Nurture Optimism

Does your child have optimistic or pessimistic tendencies? Simply listening for your child to use positive phrases cannot alone help you determine optimism. Identifying optimistic tendencies requires that you begin by investigating the way your child thinks about thecauses to both positive and negative events.

All children develop habits in how they think about causes: the reasons particularly good or bad things happen to them. These habits develop in early childhood and may not be easy to alter without significant intervention according to Martin E. P. Seligman, Ph.D., author of The Optimistic Child.

One way to begin to investigate your child’s tendencies is to listen carefully to the words she chooses when talking about disappointing situations including failures, challenges, or rejections. Determine if your child sees these negative situations as permanent or temporary. Listen for them to use the words “always,” “never,” or “sometimes.” The pessimistic child thinks about disappointing situations in terms of “always” and “never.” While the optimistic child thinks about bad events in that they are temporary and changeable with time or effort.

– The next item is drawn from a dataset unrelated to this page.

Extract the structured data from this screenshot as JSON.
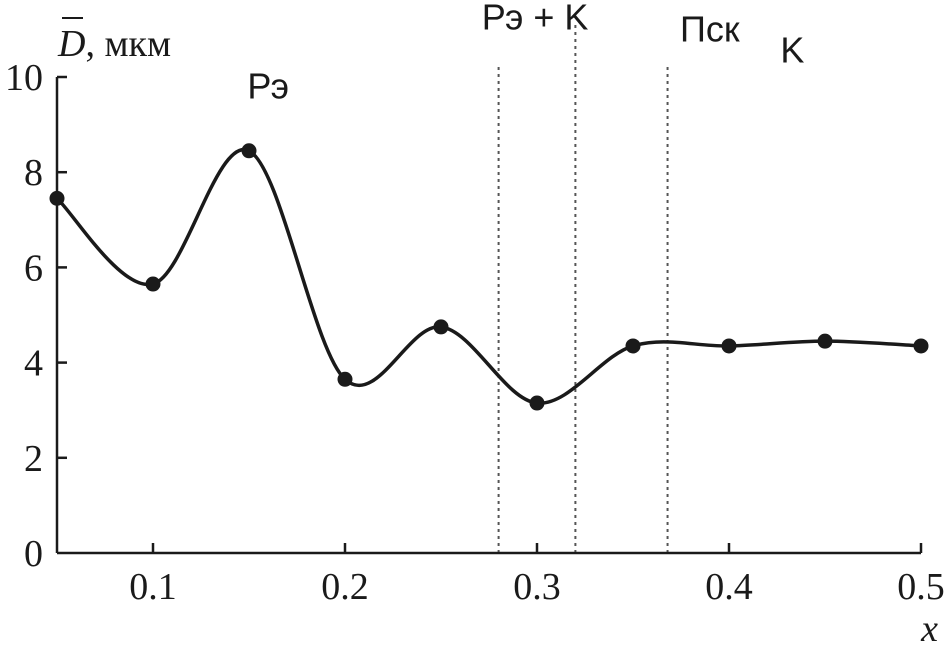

The reverse is true for good situations. Optimistic children see the causes of positive situations as lasting or permanent. While children with pessimistic tendencies think in terms of transient causes and they tend to qualify successes. You may hear a child with a more pessimistic perspective use words like “this time” or “today” to show the temporary reasons for a positive event. For example, “I got a good score this time.”

It probably will come as no surprise that parents have an overwhelming influence on a child’s optimistic or pessimistic tendencies; so begin to also pay attention to the way you think about the causes of positive and negative events in your life.

Coaching Inquiries: How do you see your glass, as half empty or half full? What are your habits and your child’s habits of thinking about causes? What would it be like for you to adopt an optimistic perspective about a negative situation? Is your child likely to see “silver linings” in bad situations?